Menurut Vernika, Raja Wurawari berkuasa di daerah Banyumas, Jateng. Ia menyerbu dari Lwaram yang bisa jadi berada di sebelah selatan Cepu, Blora, Jateng atau di Ngloram, Kudus. Pusat kerajaan Dharmawangsa Teguh kala itu diperkirakan berada di Madiun. Sedangkan Watan diperkirakan terletak di Maospati, Magetan.
Ketika Kerajaan Medang Kamulan dihancurkan Wurawari, Airlangga selamat karena berhasil kabur ke hutan bersama abdi setianya, Narottama.
"Selama di hutan mereka hidup dengan para rsi, berpakaian kulit kayu dan memakan apapun yang dimakan oleh penduduk tersebut," jelasnya.
Berdasarkan data dari Prasasti Pucangan, tambah Vernika, Airlangga akhirnya dikukuhkan menjadi raja tahun 941 saka atau 1019 masehi. Ia mendapatkan gelar Rakai Halu Sri Lokeswara Dharmmwangsa Airlangga Anantawikrama Uttunggadewa.
"Pengukuhan Airlangga sebagai raja direstui oleh rsi, para pemuka agama Budha, Siwa, dan Brahmana.

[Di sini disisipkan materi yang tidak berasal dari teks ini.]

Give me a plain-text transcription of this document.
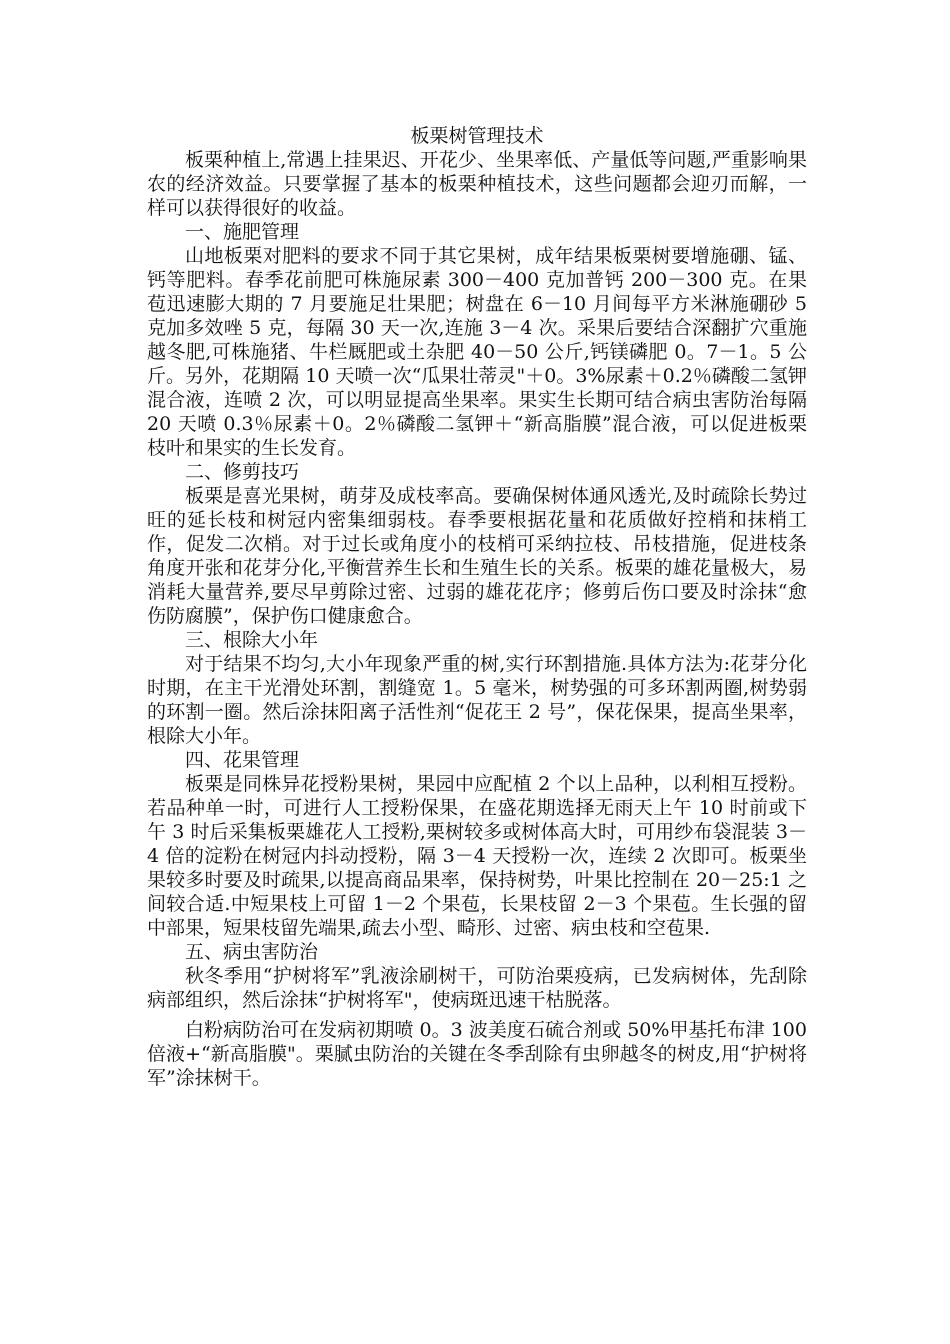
板栗树管理技术

板栗种植上,常遇上挂果迟、开花少、坐果率低、产量低等问题,严重影响果农的经济效益。只要掌握了基本的板栗种植技术，这些问题都会迎刃而解，一样可以获得很好的收益。

一、施肥管理

山地板栗对肥料的要求不同于其它果树，成年结果板栗树要增施硼、锰、钙等肥料。春季花前肥可株施尿素 300－400 克加普钙 200－300 克。在果苞迅速膨大期的 7 月要施足壮果肥；树盘在 6－10 月间每平方米淋施硼砂 5 克加多效唑 5 克，每隔 30 天一次,连施 3－4 次。采果后要结合深翻扩穴重施越冬肥,可株施猪、牛栏厩肥或土杂肥 40－50 公斤,钙镁磷肥 0。7－1。5 公斤。另外，花期隔 10 天喷一次“瓜果壮蒂灵"＋0。3%尿素＋0.2％磷酸二氢钾混合液，连喷 2 次，可以明显提高坐果率。果实生长期可结合病虫害防治每隔 20 天喷 0.3％尿素＋0。2％磷酸二氢钾＋“新高脂膜”混合液，可以促进板栗枝叶和果实的生长发育。

二、修剪技巧

板栗是喜光果树，萌芽及成枝率高。要确保树体通风透光,及时疏除长势过旺的延长枝和树冠内密集细弱枝。春季要根据花量和花质做好控梢和抹梢工作，促发二次梢。对于过长或角度小的枝梢可采纳拉枝、吊枝措施，促进枝条角度开张和花芽分化,平衡营养生长和生殖生长的关系。板栗的雄花量极大，易消耗大量营养,要尽早剪除过密、过弱的雄花花序；修剪后伤口要及时涂抹“愈伤防腐膜”，保护伤口健康愈合。

三、根除大小年

对于结果不均匀,大小年现象严重的树,实行环割措施.具体方法为:花芽分化时期，在主干光滑处环割，割缝宽 1。5 毫米，树势强的可多环割两圈,树势弱的环割一圈。然后涂抹阳离子活性剂“促花王 2 号”，保花保果，提高坐果率，根除大小年。

四、花果管理

板栗是同株异花授粉果树，果园中应配植 2 个以上品种，以利相互授粉。若品种单一时，可进行人工授粉保果，在盛花期选择无雨天上午 10 时前或下午 3 时后采集板栗雄花人工授粉,栗树较多或树体高大时，可用纱布袋混装 3－4 倍的淀粉在树冠内抖动授粉，隔 3－4 天授粉一次，连续 2 次即可。板栗坐果较多时要及时疏果,以提高商品果率，保持树势，叶果比控制在 20－25:1 之间较合适.中短果枝上可留 1－2 个果苞，长果枝留 2－3 个果苞。生长强的留中部果，短果枝留先端果,疏去小型、畸形、过密、病虫枝和空苞果.

五、病虫害防治

秋冬季用“护树将军”乳液涂刷树干，可防治栗疫病，已发病树体，先刮除病部组织，然后涂抹“护树将军"，使病斑迅速干枯脱落。

白粉病防治可在发病初期喷 0。3 波美度石硫合剂或 50%甲基托布津 100 倍液+“新高脂膜"。栗腻虫防治的关键在冬季刮除有虫卵越冬的树皮,用“护树将军”涂抹树干。
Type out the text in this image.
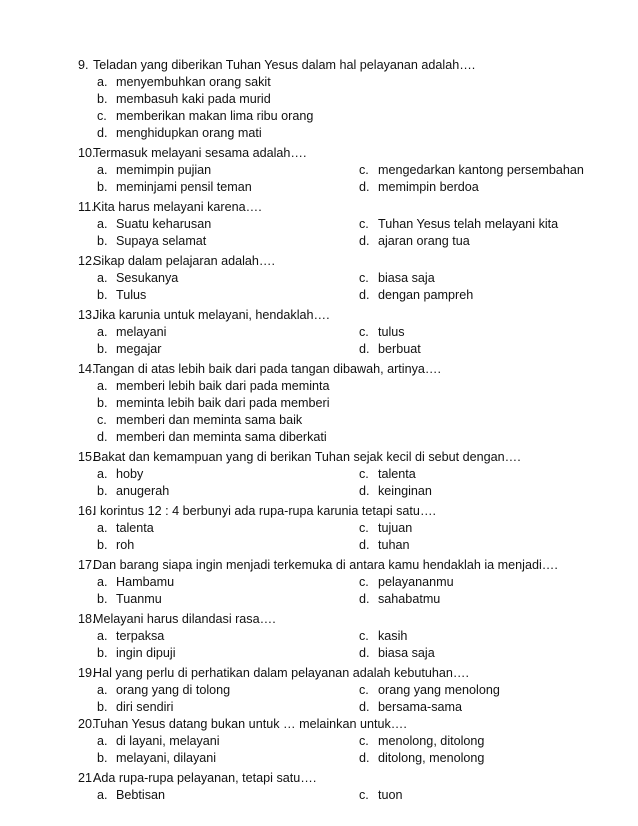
9. Teladan yang diberikan Tuhan Yesus dalam hal pelayanan adalah….
a. menyembuhkan orang sakit
b. membasuh kaki pada murid
c. memberikan makan lima ribu orang
d. menghidupkan orang mati
10.
Termasuk melayani sesama adalah….
a. memimpin pujian	c. mengedarkan kantong persembahan
b. meminjami pensil teman	d. memimpin berdoa
11.
Kita harus melayani karena….
a. Suatu keharusan	c. Tuhan Yesus telah melayani kita
b. Supaya selamat	d. ajaran orang tua
12.
Sikap dalam pelajaran adalah….
a. Sesukanya	c. biasa saja
b. Tulus	d. dengan pampreh
13.
Jika karunia untuk melayani, hendaklah….
a. melayani	c. tulus
b. megajar	d. berbuat
14.
Tangan di atas lebih baik dari pada tangan dibawah, artinya….
a. memberi lebih baik dari pada meminta
b. meminta lebih baik dari pada memberi
c. memberi dan meminta sama baik
d. memberi dan meminta sama diberkati
15.
Bakat dan kemampuan yang di berikan Tuhan sejak kecil di sebut dengan….
a. hoby	c. talenta
b. anugerah	d. keinginan
16.
I korintus 12 : 4 berbunyi ada rupa-rupa karunia tetapi satu….
a. talenta	c. tujuan
b. roh	d. tuhan
17.
Dan barang siapa ingin menjadi terkemuka di antara kamu hendaklah ia menjadi….
a. Hambamu	c. pelayananmu
b. Tuanmu	d. sahabatmu
18.
Melayani harus dilandasi rasa….
a. terpaksa	c. kasih
b. ingin dipuji	d. biasa saja
19.
Hal yang perlu di perhatikan dalam pelayanan adalah kebutuhan….
a. orang yang di tolong	c. orang yang menolong
b. diri sendiri	d. bersama-sama
20.
Tuhan Yesus datang bukan untuk … melainkan untuk….
a. di layani, melayani	c. menolong, ditolong
b. melayani, dilayani	d. ditolong, menolong
21.
Ada rupa-rupa pelayanan, tetapi satu….
a. Bebtisan	c. tuon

Prasasti Pucangan Sansekerta dan Jawa Kuno menggambarkan peristiwa tersebut," tegasnya.
Airlangga melarikan diri ke hutan Wanagiri. Baca halaman selanjutnya.
Simak Video "Video: Airlangga Ungkap Negosiasi Tarif Trump Rampung 2 Minggu Lagi"
(dpe/dte)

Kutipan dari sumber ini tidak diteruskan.